The ACLU of Oregon report finds:

* A majority of cities and counties surveyed have laws that prohibit sleeping or camping. Twenty-seven cities outlaw sleeping or camping anywhere in public. Thirty-one cities in Oregon restrict sleeping in one’s vehicle even if it is in a normal parking place and poses no safety hazard.

* Forty-four cities and seven counties have curfews that penalize minors who are on the streets unaccompanied by an adult during nighttime hours. But advocates say homeless youth often sleep in highly visible places for safety, and curfew laws push them to remote areas where they are vulnerable to victimization.

* Twenty-four cities and one county in Oregon have also prohibited trespass within their municipal code. This is in addition to the state-level trespass laws that already allow any city to cite for trespassing.

“People who live on the streets have to make difficult choices that have criminal implications, simply to go about their lives,” said Karissa Moden, with Sisters Of The Road. “They have to ask, ‘Do I sleep in the park and violate the camping ban, or do I trespass onto private property? Where can I go to the bathroom? Where can I set my stuff down without attracting attention from police?’”
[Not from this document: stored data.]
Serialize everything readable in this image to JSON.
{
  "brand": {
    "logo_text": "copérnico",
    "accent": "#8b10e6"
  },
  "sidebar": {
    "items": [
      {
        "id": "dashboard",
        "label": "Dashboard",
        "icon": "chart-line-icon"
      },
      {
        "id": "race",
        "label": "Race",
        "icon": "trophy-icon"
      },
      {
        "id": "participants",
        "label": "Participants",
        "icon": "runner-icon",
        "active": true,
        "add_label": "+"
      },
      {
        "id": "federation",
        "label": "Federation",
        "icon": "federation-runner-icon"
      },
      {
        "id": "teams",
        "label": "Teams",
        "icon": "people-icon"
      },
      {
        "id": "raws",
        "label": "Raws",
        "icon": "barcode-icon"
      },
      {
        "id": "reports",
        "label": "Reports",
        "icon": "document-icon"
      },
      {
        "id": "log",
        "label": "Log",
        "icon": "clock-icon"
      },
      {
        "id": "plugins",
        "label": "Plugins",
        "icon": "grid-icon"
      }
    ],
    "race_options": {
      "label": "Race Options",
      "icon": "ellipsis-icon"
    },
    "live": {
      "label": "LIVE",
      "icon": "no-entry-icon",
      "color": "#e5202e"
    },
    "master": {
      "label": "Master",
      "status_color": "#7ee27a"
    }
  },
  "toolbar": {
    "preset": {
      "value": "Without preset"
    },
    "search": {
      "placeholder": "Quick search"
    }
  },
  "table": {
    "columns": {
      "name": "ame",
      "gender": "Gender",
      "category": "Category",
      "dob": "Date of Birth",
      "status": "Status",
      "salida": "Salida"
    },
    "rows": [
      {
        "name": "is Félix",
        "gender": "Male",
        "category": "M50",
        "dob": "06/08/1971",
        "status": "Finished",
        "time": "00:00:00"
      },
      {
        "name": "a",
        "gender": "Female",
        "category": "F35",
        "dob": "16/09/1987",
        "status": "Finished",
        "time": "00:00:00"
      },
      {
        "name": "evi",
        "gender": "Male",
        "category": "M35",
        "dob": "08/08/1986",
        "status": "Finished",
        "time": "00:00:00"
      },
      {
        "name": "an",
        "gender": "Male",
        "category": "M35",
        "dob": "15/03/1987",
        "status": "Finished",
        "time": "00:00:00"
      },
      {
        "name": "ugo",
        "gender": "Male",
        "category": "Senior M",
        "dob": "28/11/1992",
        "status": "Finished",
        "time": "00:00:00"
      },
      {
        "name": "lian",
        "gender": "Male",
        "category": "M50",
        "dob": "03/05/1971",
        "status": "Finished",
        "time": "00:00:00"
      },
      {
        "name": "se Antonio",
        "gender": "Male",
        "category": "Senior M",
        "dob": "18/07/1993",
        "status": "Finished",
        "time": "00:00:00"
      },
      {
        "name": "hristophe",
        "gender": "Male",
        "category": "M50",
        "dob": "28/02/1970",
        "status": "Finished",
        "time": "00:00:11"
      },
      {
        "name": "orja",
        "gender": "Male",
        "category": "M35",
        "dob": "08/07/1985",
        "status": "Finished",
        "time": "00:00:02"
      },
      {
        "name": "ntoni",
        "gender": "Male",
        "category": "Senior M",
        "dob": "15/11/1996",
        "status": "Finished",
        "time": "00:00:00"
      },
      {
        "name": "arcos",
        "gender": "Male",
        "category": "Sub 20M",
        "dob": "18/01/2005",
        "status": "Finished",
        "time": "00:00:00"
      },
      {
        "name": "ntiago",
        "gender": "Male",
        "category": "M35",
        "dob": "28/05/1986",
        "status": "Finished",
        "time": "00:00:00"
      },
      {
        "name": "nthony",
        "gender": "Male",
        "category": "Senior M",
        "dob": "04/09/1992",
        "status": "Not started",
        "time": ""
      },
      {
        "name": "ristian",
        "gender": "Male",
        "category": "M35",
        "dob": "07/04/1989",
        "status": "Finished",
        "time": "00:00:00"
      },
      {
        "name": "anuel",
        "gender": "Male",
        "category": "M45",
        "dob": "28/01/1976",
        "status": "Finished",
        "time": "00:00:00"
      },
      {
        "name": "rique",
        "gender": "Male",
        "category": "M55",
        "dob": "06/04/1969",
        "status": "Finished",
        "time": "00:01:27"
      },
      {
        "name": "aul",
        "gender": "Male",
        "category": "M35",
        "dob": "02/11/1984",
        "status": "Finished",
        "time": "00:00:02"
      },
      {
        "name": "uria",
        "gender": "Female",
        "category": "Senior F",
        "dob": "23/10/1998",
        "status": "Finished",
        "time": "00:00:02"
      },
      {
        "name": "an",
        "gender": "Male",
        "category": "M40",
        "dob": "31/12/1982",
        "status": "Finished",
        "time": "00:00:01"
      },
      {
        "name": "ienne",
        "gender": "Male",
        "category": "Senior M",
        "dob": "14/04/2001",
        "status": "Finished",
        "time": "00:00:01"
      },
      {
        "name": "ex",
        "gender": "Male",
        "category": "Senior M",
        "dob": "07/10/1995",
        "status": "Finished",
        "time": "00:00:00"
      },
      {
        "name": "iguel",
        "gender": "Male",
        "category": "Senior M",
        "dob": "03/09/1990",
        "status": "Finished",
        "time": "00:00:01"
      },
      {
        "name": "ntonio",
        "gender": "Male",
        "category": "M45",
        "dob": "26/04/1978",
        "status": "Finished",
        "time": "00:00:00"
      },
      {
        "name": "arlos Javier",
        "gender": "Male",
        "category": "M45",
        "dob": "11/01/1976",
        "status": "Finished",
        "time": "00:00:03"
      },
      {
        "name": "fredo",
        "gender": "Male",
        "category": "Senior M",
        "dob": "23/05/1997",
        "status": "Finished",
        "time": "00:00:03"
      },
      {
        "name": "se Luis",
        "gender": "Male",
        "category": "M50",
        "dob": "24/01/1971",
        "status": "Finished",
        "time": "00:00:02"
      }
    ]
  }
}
The solution to homelessness is simple — it’s housing. Unfortunately, thousands of people remain without a safe place to call home in Oregon and therefore must conduct their survival activities in public space. We must work collectively to end the criminalization of homelessness and create the necessary affordable housing in our community.

“At the end of the day, The Right To Rest Act deserved a hearing,” said Paul Boden, director of the Western Regional Advocacy Project. “The practice of law enforcement targeting people experiencing homelessness has to be stopped. These laws have to become a part of the past. People’s lives are depending on it.”